NPR contributor Cokie Roberts left out many of President Obama's major successes when she said that his only real first-term accomplishment has been the passage of the Affordable Care Act (ACA). Among these accomplishments are the passage of the American Recovery and Reinvestment Act (ARRA), the rescue of America's biggest car companies, and the death of Al Qaeda leader Osama bin Laden.
During a discussion on the October 17 edition of MSNBC's Morning Joe about why Obama refused to entertain Republican demands that would gut the ACA in exchange for agreeing to avert a government shutdown, Roberts argued that the health care reform law “was his only real accomplishment” in his first term:
ROBERTS: Look at his first term. What was his only real accomplishment in that first term? This legislation. ... To give up his only really big accomplishment as President of the United States, that is something that he was not going to do.
While the ACA is one of the president's major accomplishments and is projected to reduce the United States' uninsured population by 25 million people by 2023, Roberts' statement ignores several of Obama's other significant achievements.

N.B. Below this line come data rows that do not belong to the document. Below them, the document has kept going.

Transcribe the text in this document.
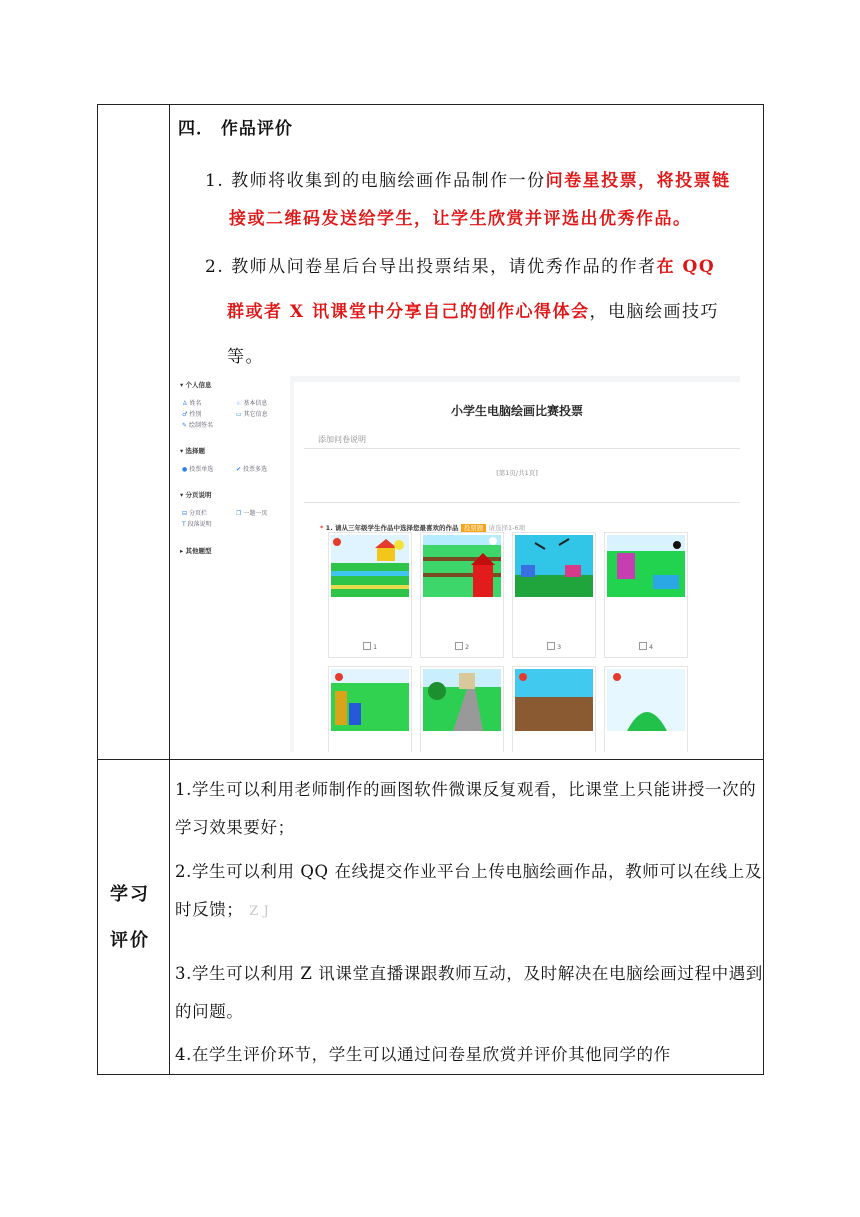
四． 作品评价
1. 教师将收集到的电脑绘画作品制作一份问卷星投票，将投票链
接或二维码发送给学生，让学生欣赏并评选出优秀作品。
2. 教师从问卷星后台导出投票结果，请优秀作品的作者在 QQ
群或者 X 讯课堂中分享自己的创作心得体会，电脑绘画技巧
等。
▾ 个人信息
♙ 姓名	♘ 基本信息
♂ 性别	▭ 其它信息
✎ 绘制签名
▾ 选择题
● 投票单选	✔ 投票多选
▾ 分页说明
⊟ 分页栏	❐ 一题一页
T 段落说明
▸ 其他题型
小学生电脑绘画比赛投票
添加问卷说明
[第1页/共1页]
* 1. 请从三年级学生作品中选择您最喜欢的作品 投票题 请选择1-6项
1	2	3	4
学习
评价
1.学生可以利用老师制作的画图软件微课反复观看，比课堂上只能讲授一次的学习效果要好；
2.学生可以利用 QQ 在线提交作业平台上传电脑绘画作品，教师可以在线上及时反馈； Z J
3.学生可以利用 Z 讯课堂直播课跟教师互动，及时解决在电脑绘画过程中遇到的问题。
4.在学生评价环节，学生可以通过问卷星欣赏并评价其他同学的作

ARRA, also known as the 2009 stimulus, was passed weeks after Obama became president and succeeded in boosting the economy by several percentage points and creating the equivalent of several million jobs, according to economists and the Congressional Budget Office.
Later in 2009, President Obama helped General Motors and Chrysler transition through bankruptcy, a move that experts estimate saved well over a million jobs. Without the federal assistance that Obama authorized, the companies would have been liquidated.
Roberts also failed to mention the death of Al Qaeda leader Osama bin Laden on May 1, 2011, which represents a major foreign policy accomplishment by the president. Other notable foreign policy achievements include ending the U.S. military presence in Iraq, beginning the drawdown of the U.S. presence in Afghanistan, and assisting in the overthrow of Libyan dictator Moammar Gadhafi.
President Obama also signed significant consumer protections into law with the passage of new credit card regulations in 2009 and the 2010 financial reform law that created the Consumer Finance Protection Bureau. Another of Obama's significant regulatory accomplishments was his push for the regulation of greenhouse gasses after the Environmental Protection Agency determined that they were a pollutants that threatened human health.
The first bill Obama signed into law was the Lilly Ledbetter Fair Pay Act, which expands opportunities for women to sue over pay discrimination. He also seated two female Supreme Court justices in his first term, including the first Hispanic justice, and oversaw the end of the discriminatory “Don't Ask, Don't Tell” policy, which banned openly gay Americans from serving in the military during his first term in office.